The pre-determined view also seems to me to see identity as something that is fixed rather than fluid, and, once again, this is surely erroneous. I am not, for instance, the person I was thirty years ago; or even twenty, or even ten years ago: my identity, as with so many other things, is something that has evolved over the years, and will surely go on evolving. Through experience, one’s perspective alters, one’s values change. Identity politics, by focussing on those attributes that are essentially immutable, seem to me not to recognise this fluidity: “finding one’s self” is seen as a process of discovering what one already is – or, rather, what Identity Politicians think one should be, given one’s background – rather than exploring the potentials of what one may become. Such a view of identity merely impoverishes us.

A final fatal flaw of “identity politics” – and one that makes identity politics inimical, I think, to the study of literature – is its implicit assumption that our feelings and emotions are triggered primarily, or even solely, by the nature of our identities. I strongly – indeed, passionately – believe this to be wrong. For me, perhaps the greatest gift we possess as humans is our ability to empathise – or, as Auden put it, our ability to “weep because another wept”; that, regardless of what our own background may be, regardless of our race or gender or sexuality or of any of these things, we can make a leap of the imagination, and enter into the minds of people whose identities are very different from our own. To deny this greatest of gifts is to deny all that is finest in humanity. It is to see the mass of humanity as but a multiplicity of tribes, each tribe enclosed within its own space, unable to communicate with any other. These enclosed spaces may be what Identity Politicians refer to as “safe spaces”, but one doesn’t go to literature merely to be enclosed in these “safe places”: study of literature requires us to venture into “dangerous spaces”.

Indeed, this venture into dangerous places is what literature demands.
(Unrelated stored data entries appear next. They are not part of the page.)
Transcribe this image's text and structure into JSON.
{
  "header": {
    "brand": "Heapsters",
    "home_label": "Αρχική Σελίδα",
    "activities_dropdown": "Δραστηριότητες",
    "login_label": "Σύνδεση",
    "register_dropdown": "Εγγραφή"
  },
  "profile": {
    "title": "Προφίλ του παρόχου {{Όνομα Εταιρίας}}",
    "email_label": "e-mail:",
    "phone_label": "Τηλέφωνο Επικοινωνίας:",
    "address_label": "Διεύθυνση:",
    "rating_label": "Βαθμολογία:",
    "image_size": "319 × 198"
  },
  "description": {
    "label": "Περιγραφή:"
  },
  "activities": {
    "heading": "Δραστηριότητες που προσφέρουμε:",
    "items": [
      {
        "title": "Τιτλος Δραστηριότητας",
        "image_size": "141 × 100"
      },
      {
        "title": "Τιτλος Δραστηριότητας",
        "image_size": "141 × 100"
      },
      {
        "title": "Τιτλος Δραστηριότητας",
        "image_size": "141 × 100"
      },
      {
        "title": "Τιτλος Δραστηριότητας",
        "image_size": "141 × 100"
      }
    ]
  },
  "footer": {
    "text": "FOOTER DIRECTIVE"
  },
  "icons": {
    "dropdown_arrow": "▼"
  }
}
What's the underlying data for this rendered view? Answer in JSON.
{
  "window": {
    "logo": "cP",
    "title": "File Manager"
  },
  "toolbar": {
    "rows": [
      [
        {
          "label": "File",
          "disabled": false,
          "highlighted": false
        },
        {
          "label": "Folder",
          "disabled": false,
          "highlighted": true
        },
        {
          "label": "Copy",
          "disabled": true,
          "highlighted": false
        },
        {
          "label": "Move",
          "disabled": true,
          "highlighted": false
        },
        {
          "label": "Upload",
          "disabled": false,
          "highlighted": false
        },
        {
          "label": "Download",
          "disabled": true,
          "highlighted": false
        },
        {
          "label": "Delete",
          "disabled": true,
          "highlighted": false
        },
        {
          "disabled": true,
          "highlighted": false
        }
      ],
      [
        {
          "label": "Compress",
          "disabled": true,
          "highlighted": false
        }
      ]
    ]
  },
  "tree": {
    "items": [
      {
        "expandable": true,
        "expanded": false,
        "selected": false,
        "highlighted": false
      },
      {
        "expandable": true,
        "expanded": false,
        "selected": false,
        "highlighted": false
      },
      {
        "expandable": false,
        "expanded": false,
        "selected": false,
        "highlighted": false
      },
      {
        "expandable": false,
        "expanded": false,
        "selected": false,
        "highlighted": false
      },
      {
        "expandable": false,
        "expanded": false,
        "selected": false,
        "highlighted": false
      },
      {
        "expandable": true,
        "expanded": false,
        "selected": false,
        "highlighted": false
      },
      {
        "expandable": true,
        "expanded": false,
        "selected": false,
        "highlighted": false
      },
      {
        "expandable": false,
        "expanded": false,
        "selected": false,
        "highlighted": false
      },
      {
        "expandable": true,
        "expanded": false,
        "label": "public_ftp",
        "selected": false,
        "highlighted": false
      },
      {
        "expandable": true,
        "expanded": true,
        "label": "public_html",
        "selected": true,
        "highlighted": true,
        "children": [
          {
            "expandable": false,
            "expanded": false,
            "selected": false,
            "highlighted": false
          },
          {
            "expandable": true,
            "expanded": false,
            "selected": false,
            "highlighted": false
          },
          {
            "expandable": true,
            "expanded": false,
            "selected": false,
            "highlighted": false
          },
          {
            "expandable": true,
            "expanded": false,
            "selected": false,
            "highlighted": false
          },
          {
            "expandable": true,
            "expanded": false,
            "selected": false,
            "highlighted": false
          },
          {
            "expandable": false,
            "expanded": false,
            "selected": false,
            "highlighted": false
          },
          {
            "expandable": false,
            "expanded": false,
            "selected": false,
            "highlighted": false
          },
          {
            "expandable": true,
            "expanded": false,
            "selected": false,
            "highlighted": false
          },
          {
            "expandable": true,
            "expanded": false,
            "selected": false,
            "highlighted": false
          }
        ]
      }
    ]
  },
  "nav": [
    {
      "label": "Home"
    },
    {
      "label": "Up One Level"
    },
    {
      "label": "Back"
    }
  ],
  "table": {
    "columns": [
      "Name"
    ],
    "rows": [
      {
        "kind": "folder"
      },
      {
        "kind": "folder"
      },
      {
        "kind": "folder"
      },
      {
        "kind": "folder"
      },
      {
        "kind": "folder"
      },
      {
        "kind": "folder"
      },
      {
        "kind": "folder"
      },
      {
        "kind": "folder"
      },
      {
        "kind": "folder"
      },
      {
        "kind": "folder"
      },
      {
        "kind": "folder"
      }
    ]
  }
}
It puts before us perspectives other than our own; it urges us, challenges us, to absorb these different perspectives, and, in the process of so doing, broaden our own. Sometimes, these perspectives encountered are profound and original, and in such cases, absorbing these perspectives into our own enriches us to an extent far, far greater than I think I have the ability to articulate. But none of these wonders can happen if we were merely to cower within our pre-determined “safe spaces”, as Identity Politicians seem to demand we must.

So what exactly is being demanded by the Identity Politicians – those brave warriors who urge faculties of literature to issue trigger warnings because, as they put it, “identities matter”? That teachers should teach sensitive subjects sensitively, and be aware that some students may be suffering from Post-Traumatic Stress Disorder? Or are these demands, as I suspect, going further – that we tailor the teaching of literature, or, indeed, choose the texts to be taught, in view of the identities, or the perceived identities, of the students? If so, that is simply the end of literature. Better not to teach literature at all than to teach it under such conditions. Such a demand implies a denial of literature itself.

It is not surprising that this demand to incorporate identity politics into teaching has reared its head so prominently in the teaching of literature. For literature is, it seems to me, more perhaps than any other branch of learning, a powerful denial of the basic underlying assumptions of identity politics. Literature tells us that we are not prisoners to the circumstances of our birth, that we are not stuck inside our pre-determined “safe spaces”. It broadens our mental horizons; it makes us realise that the world we inhabit is a big world, bigger than we’d ever imagined; it blows away all those putrid little tribalisms that so diminish us in the name, of all things, of freedom.

And no, I still haven’t seen Bombay Dreams. As I say, it’s just not my kind of thing.